Based in Lancaster and only seem to find out about good happenings in Lancashire and beyond by pure chance. Any good cheap festies or events happening over the summer that you want to recommend?


----------



## Shirl (Jul 10, 2009)

cyberfairy said:


> Based in Lancaster and only seem to find out about good happenings in Lancashire and beyond by pure chance. Any good cheap festies or events happening over the summer that you want to recommend?



Yes, get yourself to solfest 

Might not be Lancashire but it's not far from you.


----------



## cyberfairy (Jul 11, 2009)

Shirl said:


> Yes, get yourself to solfest
> 
> Might not be Lancashire but it's not far from you.



I think it has sold out but might be wrong-have I missed the festival in Hebden Bridge? Love an excuse for a bimble to Hebden and very keen on Hole int' wall


----------



## Espresso (Jul 15, 2009)

The annual punkfest, Rebellion is on in Blackpool in a few weeks. 

Mind you, if you stick your head out of your front door in Lancaster, you'll probably be able to hear it.


----------



## Flipp (Jul 27, 2009)

cyberfairy said:


> I think it has sold out but might be wrong-have I missed the festival in Hebden Bridge?
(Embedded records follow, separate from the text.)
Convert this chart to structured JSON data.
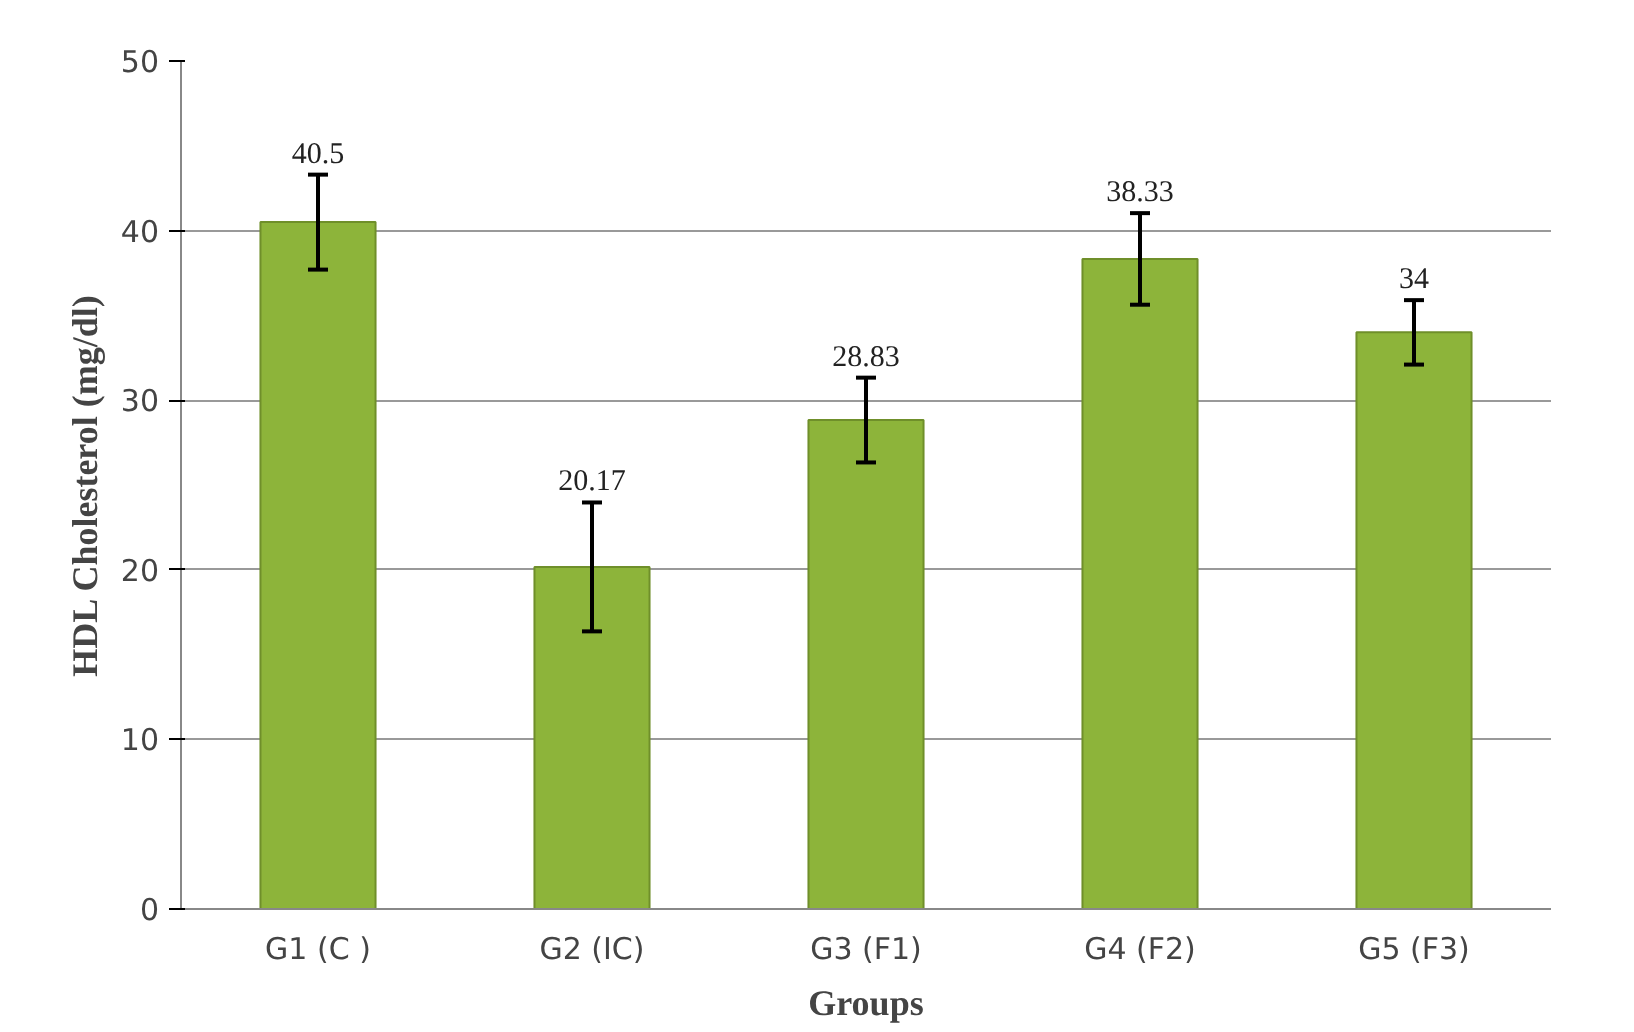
{
  "chart_data": {
    "type": "bar",
    "xlabel": "Groups",
    "ylabel": "HDL Cholesterol (mg/dl)",
    "categories": [
      "G1 (C )",
      "G2 (IC)",
      "G3 (F1)",
      "G4 (F2)",
      "G5 (F3)"
    ],
    "values": [
      40.5,
      20.17,
      28.83,
      38.33,
      34
    ],
    "errors": [
      2.8,
      3.8,
      2.5,
      2.7,
      1.9
    ],
    "color": "#8db43a",
    "data_labels": true,
    "ylim": [
      0,
      50
    ],
    "yticks": [
      0,
      10,
      20,
      30,
      40,
      50
    ],
    "grid": "y"
  }
}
Love an excuse for a bimble to Hebden and very keen on Hole int' wall


The Hebden Bridge 'World on your Doorstep' festival is taking a year off in 2009 but will be back in 2010..
Solfest is lovely and there are still some tickets left...then theres Alchemy festival, brand new this one and 18th-20th of September, in Lincs/Yorkshire boarders I believe.
Eden festival is new also, Sept 4th-6th up in the forest of Ae in Scotland...its the dance crew from Wickerman so should be amazing..

Also, in Hebden, 23rd of October at the Trades club, a live performance from Mr Banco De Gaia - Its a fund raiser for the Bearded Theory festival (hit by Tornado earlier this year)...and will have djs, decor and lovliness hopefully..


----------



## jontz01 (Jul 27, 2009)

It's hardly lancashire but http://www.ynotfestivals.co.uk/ is going on in Derbyshire this weekend, cheap cheerful and chilled.


----------



## cyberfairy (Jul 27, 2009)

An unexpected bump-cheers guys and some excellent suggestions-just come back from Hebden Bridge and will try to return for Banco


----------